La vecería, ese fenómeno que se resume en que un árbol frutal un año da y otro no, se ha cebado esta vez con el olivo majorero. La campaña de la aceituna en Fuerteventura está previsto que caiga entre un 60 y un 70%, que en kilos supone una bajada de los 90.000 de 2015 a unos 25.000. Ajena al año ruin, la almazara del Cabildo empezó a moler.

Año ruin, vecería, como quieran llamarlo, lo cierto es que la campaña de recogida de aceituna en Fuerteventura está previsto que baje entre un 60 y un 70%, esto es que de los 90.000 kilos cosechados en 2015 se pase a unos 25.000, lo que en litros de aceite de oliva virgen extra se quedan en unos 3.000. La razón posible hay que buscarla en la floración -que tiene lugar desde febrero hasta abril- y que el frío interrumpió, baraja Jacob  Negrín Carmona. Este técnico agrícola de la Consejería de Agricultura, Ganadería y Pesca del Cabildo desde el pasado 5 de septiembre puso en marcha la almazara insular con arbequinas, que es la variedad más temprana.


Esta interrupción de la floración de los olivos de este año por causas climáticas no resultó general en toda Fuerteventura, matiza Negrín mientras continúa con su tarea de cargar la almazara que moltura 600 kilos de aceitunas por hora. La excepción se dio en la zona de Pájara y Mesque, donde no se produjo una merma sino, muy al contrario, la cosecha aumentó «como si en esa parte oeste de la isla hubiera como un microclima que no soportó el frío de los meses de febrero a mayo».


La almazara del Cabildo Insular funciona en la granja de Pozo Negro desde 2006 para los agricultores de manera gratuita y lo hace a razón de entre cinco y diez kilos de aceitunas necesarios para obtener un litro de aceite de oliva virgen extra. La molturación arranca cada día en torno a las cuatro de la madrugada y se extenderá hasta mediados de octubre, esto es un mes y medio. Después, toca repartir el aceite entre el sector olivero que en Fuerteventura es irremediablemente agricultura de secano frente al olivo peninsular.
Tras la variedad verdial, pasarán por la almazara la picual, la hojiblanca y la verdial, que es la última pero también la que secularmente se ha adaptado a los suelos y la escasas lluvias de la Maxorata. «Los antecedentes históricos apuntan a que los olivos verdiales se plantaban por los menos desde el siglo XVIII y que perduraron por su resistencia a la salinidad y a la pertinaz sequía de la isla», apunta Jacob Negrín.

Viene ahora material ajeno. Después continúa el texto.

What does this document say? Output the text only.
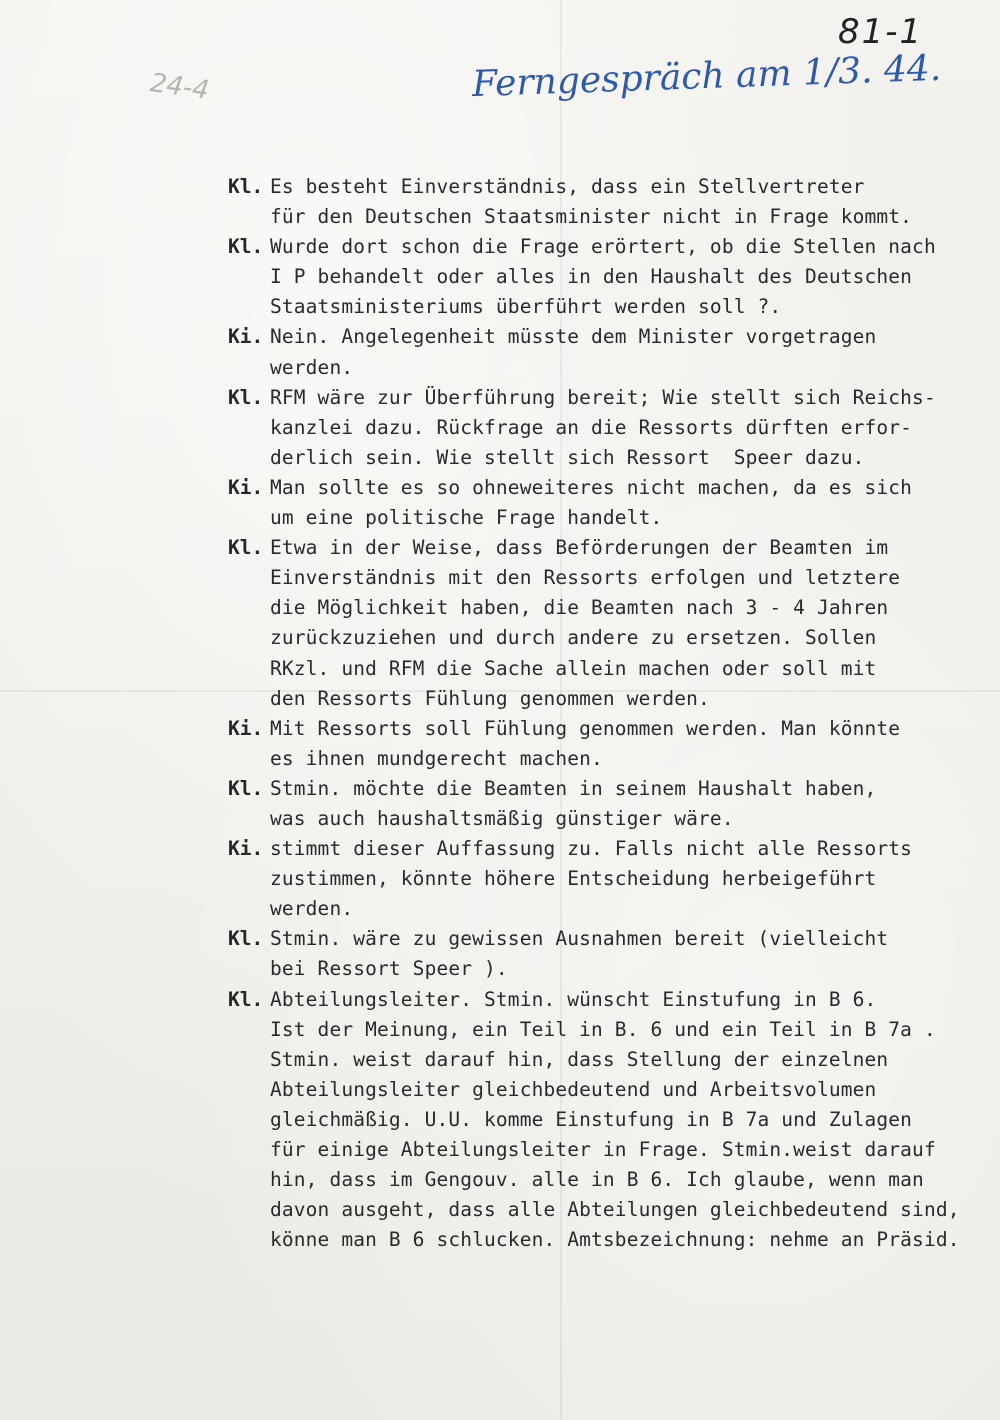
81-1
24-4	Ferngespräch am 1/3. 44.
Kl. Es besteht Einverständnis, dass ein Stellvertreter
für den Deutschen Staatsminister nicht in Frage kommt.
Kl. Wurde dort schon die Frage erörtert, ob die Stellen nach
I P behandelt oder alles in den Haushalt des Deutschen
Staatsministeriums überführt werden soll ?.
Ki. Nein. Angelegenheit müsste dem Minister vorgetragen
werden.
Kl. RFM wäre zur Überführung bereit; Wie stellt sich Reichs-
kanzlei dazu. Rückfrage an die Ressorts dürften erfor-
derlich sein. Wie stellt sich Ressort  Speer dazu.
Ki. Man sollte es so ohneweiteres nicht machen, da es sich
um eine politische Frage handelt.
Kl. Etwa in der Weise, dass Beförderungen der Beamten im
Einverständnis mit den Ressorts erfolgen und letztere
die Möglichkeit haben, die Beamten nach 3 - 4 Jahren
zurückzuziehen und durch andere zu ersetzen. Sollen
RKzl. und RFM die Sache allein machen oder soll mit
den Ressorts Fühlung genommen werden.
Ki. Mit Ressorts soll Fühlung genommen werden. Man könnte
es ihnen mundgerecht machen.
Kl. Stmin. möchte die Beamten in seinem Haushalt haben,
was auch haushaltsmäßig günstiger wäre.
Ki. stimmt dieser Auffassung zu. Falls nicht alle Ressorts
zustimmen, könnte höhere Entscheidung herbeigeführt
werden.
Kl. Stmin. wäre zu gewissen Ausnahmen bereit (vielleicht
bei Ressort Speer ).
Kl. Abteilungsleiter. Stmin. wünscht Einstufung in B 6.
Ist der Meinung, ein Teil in B. 6 und ein Teil in B 7a .
Stmin. weist darauf hin, dass Stellung der einzelnen
Abteilungsleiter gleichbedeutend und Arbeitsvolumen
gleichmäßig. U.U. komme Einstufung in B 7a und Zulagen
für einige Abteilungsleiter in Frage. Stmin.weist darauf
hin, dass im Gengouv. alle in B 6. Ich glaube, wenn man
davon ausgeht, dass alle Abteilungen gleichbedeutend sind,
könne man B 6 schlucken. Amtsbezeichnung: nehme an Präsid.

"¿Qué si el aceite majorero es caro?". A la disminución de la cosecha de aceitunas, hay que sumar un año más que muchos agricultores optan por la molturación en almazaras privadas, con lo que la actividad también se reduce en la granja insular de Pozo Negro donde, subraya el técnico agrícola, el aceite «no sale hasta tener las analíticas sanitarias correspondientes».


La campaña de la aceituna en Fuerteventura no se reduce por parte de la Consejería de Agricultura, Ganadería y Pesca a la molienda de la fruta sino que engloba una tarea de divulgación y concienciación medioambiental que se traduce en que el sector trae «una aceituna limpia y de más calidad». A estos agricultores -profesionales o de tiempo libre- Negrín Carmona recomienda sobre todo que «es conocerlo: sus plagas y tratamientos y prácticas de poda», al tiempo que recuerda que en Fuerteventura el olivo es un cultivo de secano por lo que requiere mucha agua, lo que eleva el coste de producción.


«¿Si el aceite de Fuerteventura es caro? Para mí, ni caro ni ni barato para ser una producción local que no hay que comparar con las de la Península donde los olivos crecen como las tuneras en Canarias y no requieren riego, como sí resulta indispensable en la isla».